町は、国土交通省の防災集団移転促進事業を活用し、リスクの低い場所に移す方針を固めた。今年度から国は移転に必要な最低戸数を10戸から5戸に緩和し「事前防災」を推進している。事業主体の市町村が移転先の用地取得や宅地造成をし、国が4分の3を補助する。元の用地を市町村が買い取り、移転費用に充ててもらう。
10月の住民説明会で町は、早ければ2023年度に移転を始める暫定スケジュールを示し、事業を進めることでその場で住民と合意。5世帯は「今しかチャンスはない。子孫のため力を合わせよう」と意思確認した。
ただ、「よそに永住するのは不安」と地区の自治会長、屋野忠弘さん(78)。移転先の希望として地区内の具体的な土地を町に伝えた。「我々の負担金がどのくらいになるのかが今、一番心配」。町は「地元の意向はできるだけ尊重したい」とし、5世帯の希望地も含めて選定を進めている。早急に事業を始めるためにも、年内には造成費の試算を住民に示したい考えだ。
堤防設置の要望も
「集団移転など考えられない。絶対にここから動かん。この年齢になると、よそに移る方がストレスになる」。7月の豪雨で計71戸が浸水した江津市。中でも被害の大きかった桜江町川越地区で酒店を営む原田重信さん(72)はきっぱり言い切る。2年前の西日本豪雨では店が床上50センチまで浸水し、2階から濁流を動画撮影した。再び床上浸水した今年7月は店を出て、より高い所に避難した。「とにかく堤防を早く造ってくれと言いたい」
国土交通省浜田河川国道事務所と江津市は11月、地区で治水対策の住民説明会を開いた。事務所側は、頻発する豪雨災害を防ぐには堤防では限界があるとし、集団移転を含むリスク分散を訴えた。
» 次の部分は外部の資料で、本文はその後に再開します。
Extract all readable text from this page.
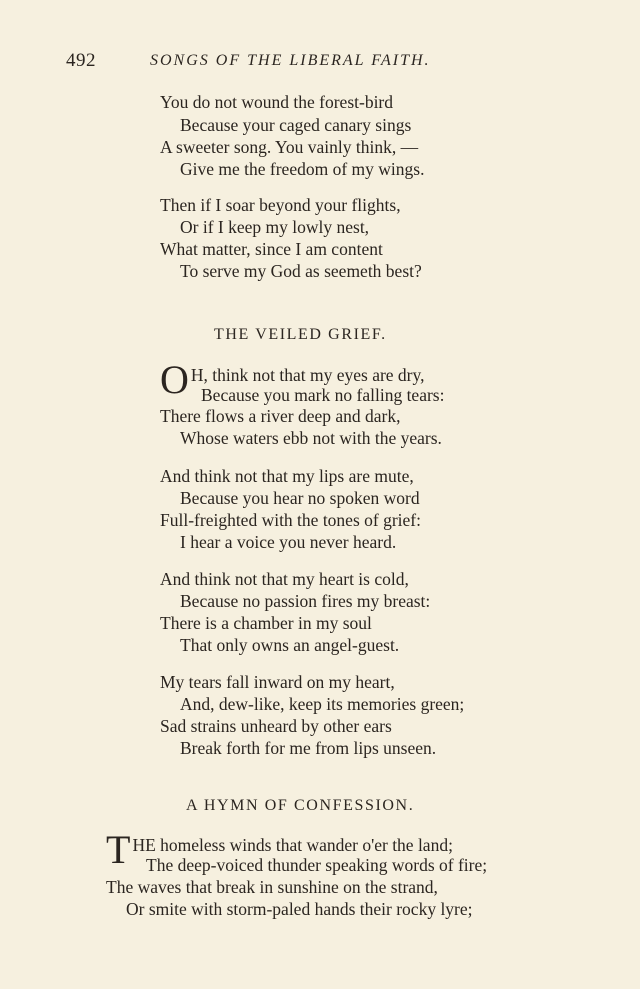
492	SONGS OF THE LIBERAL FAITH.
You do not wound the forest-bird
Because your caged canary sings
A sweeter song. You vainly think, —
Give me the freedom of my wings.
Then if I soar beyond your flights,
Or if I keep my lowly nest,
What matter, since I am content
To serve my God as seemeth best?
THE VEILED GRIEF.
O H, think not that my eyes are dry,
Because you mark no falling tears:
There flows a river deep and dark,
Whose waters ebb not with the years.
And think not that my lips are mute,
Because you hear no spoken word
Full-freighted with the tones of grief:
I hear a voice you never heard.
And think not that my heart is cold,
Because no passion fires my breast:
There is a chamber in my soul
That only owns an angel-guest.
My tears fall inward on my heart,
And, dew-like, keep its memories green;
Sad strains unheard by other ears
Break forth for me from lips unseen.
A HYMN OF CONFESSION.
THE homeless winds that wander o'er the land;
The deep-voiced thunder speaking words of fire;
The waves that break in sunshine on the strand,
Or smite with storm-paled hands their rocky lyre;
1953年から国の直轄で進められている江の川沿いの治水事業。事務所によると、堤防整備率は2019年3月末で、広島県側の上流が約69%なのに対し、島根県側の下流は約15%にとどまる。
事務所と市は今秋、堤防のない地域の約350世帯に対し、集団移転の希望の有無などを尋ねるアンケートを実施。約180世帯から回答があり、意見を集計・分析中だ。市は「移転を望む住民には年度内にも個別に詳しい説明をしに行きたい」としている。
川越地区で建設会社を営む福島好文さん(72)は「移転しても仕事はここ。家の近くで農業をしながら生活する者も多い。移れば不便になる」と話す。ただ、美郷町で進む集団移転事業を念頭に「同じ地区内の少し高い所に移れるなら考えるが」と付け加えた。